The study involved 1,125 African American patients newly diagnosed with cancer and screened between 2001 and 2007. While the national average for African American participation in clinical trials is between 2 and 4 percent, the program at Meharry was able to enlist into trials up to 25 percent of all patients who were interviewed.

From 2001 to 2004, 569 patients were screened by the newly trained researchers, who were part of the permanent medical staff and fully integrated into the provision of clinical care. While only 164 were matched to a study, 95 agreed to enroll. This was 17 percent of those screened, but 58 percent of those who were eligible.

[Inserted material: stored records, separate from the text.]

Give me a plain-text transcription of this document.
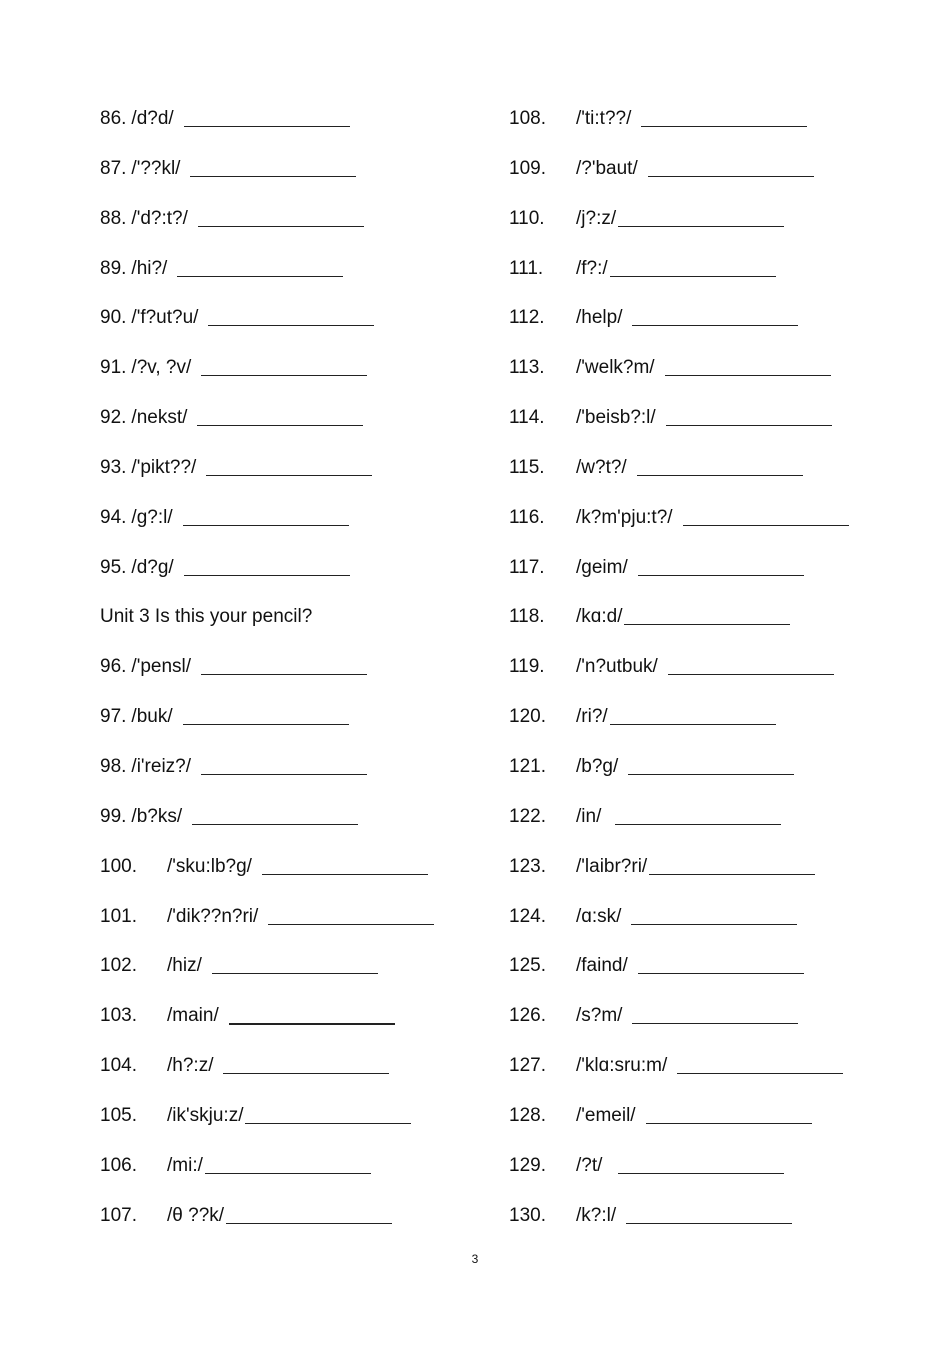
86. /d?d/
87. /'??kl/
88. /'d?:t?/
89. /hi?/
90. /'f?ut?u/
91. /?v, ?v/
92. /nekst/
93. /'pikt??/
94. /g?:l/
95. /d?g/
Unit 3 Is this your pencil?
96. /'pensl/
97. /buk/
98. /i'reiz?/
99. /b?ks/
100.	/'sku:lb?g/
101.	/'dik??n?ri/
102.	/hiz/
103.	/main/
104.	/h?:z/
105.	/ik'skju:z/
106.	/mi:/
107.	/θ ??k/
108.	/'ti:t??/
109.	/?'baut/
110.	/j?:z/
111.	/f?:/
112.	/help/
113.	/'welk?m/
114.	/'beisb?:l/
115.	/w?t?/
116.	/k?m'pju:t?/
117.	/geim/
118.	/kɑ:d/
119.	/'n?utbuk/
120.	/ri?/
121.	/b?g/
122.	/in/
123.	/'laibr?ri/
124.	/ɑ:sk/
125.	/faind/
126.	/s?m/
127.	/'klɑ:sru:m/
128.	/'emeil/
129.	/?t/
130.	/k?:l/
3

After an evaluation of these results, the researchers refined their techniques and began a new dataset in 2005. Through 2007, of 556 patients screened, 80 percent (138 of the 172 patients deemed eligible) agreed to participate in a trial. Combining the two datasets over 7 years, 68 percent of those eligible agreed to participate.

Navigating Cultural Roadblocks

“The program at Meharry proves once again that African Americans are just as willing to participate in trials if the persistent barriers that we know about can be overcome,” said Dr. Harold Freeman, president of the Ralph Lauren Center for Cancer Care and Prevention in New York City and national leader on patient navigation.

“We have to explicitly invite minorities, make them feel welcome, communicate clearly what the research is about in a culturally sensitive manner, earn their trust, and ensure true access” by mitigating such factors as ability to pay and transportation, explained Dr. Freeman, a former director of NCI’s Center to Reduce Cancer Health Disparities. When this happens, he continued, they are just as likely to participate as are non-Hispanic whites.

A Model of Old-fashioned Virtues

Over the course of 7 years, the researchers at Meharry have evolved and refined a culturally sensitive program that Dr. Wujcik believes can be replicated at other community hospitals. However, their success in this case owes much to the partnership with Vanderbilt-Ingram.

Dr. Wujcik explained one practical example. Meharry does not have the radiation facilities that many patients require, so often a patient will receive chemotherapy at Nashville General, and then go to Vanderbilt 4 miles away for radiotherapy. Even though Medicaid can reimburse the cost of transportation, patients who don’t have someone to drive them or the money to take a cab could have their treatment seriously jeopardized.

Nurse navigators who can focus on such details have become an integral part of the clinical trials office system, Dr. Wujcik noted, and a private fund has been established to pay for cab fare when it is needed. It is the lack of “simple services like these that can often have patients falling through the cracks,” she said.

“We also knew that often the clinical trial option is offered as an afterthought, which can lead to mistrust among African Americans if they perceive the research not to be to their benefit,” explained Dr. Wujcik. “We monitor the clinic prospectively. When a patient first learns the results of their biopsy and receives a diagnosis, the list of treatment options already includes any clinical trials they are eligible for.”

Meharry has an established patient navigation program and a patient’s personal circumstances have been woven into this initial meeting. When patients first receive a cancer diagnosis and learn what their prospects might be, the discussion can be difficult, added Dr. Wujcik. Yet it can also provide a crucial opportunity to signal that they can expect trustworthy and personal care.

“The benefits of this partnership clearly run in both directions,” noted Dr. Worta McCaskill-Stevens, who helped design and direct NCI’s MB-CCOP program. “Not only does Meharry effectively expand their resources to include the major academic structure at Vanderbilt, but they also provide a real-world community context for young researchers in training––at both institutions––to appreciate the deeper human side of cancer research.”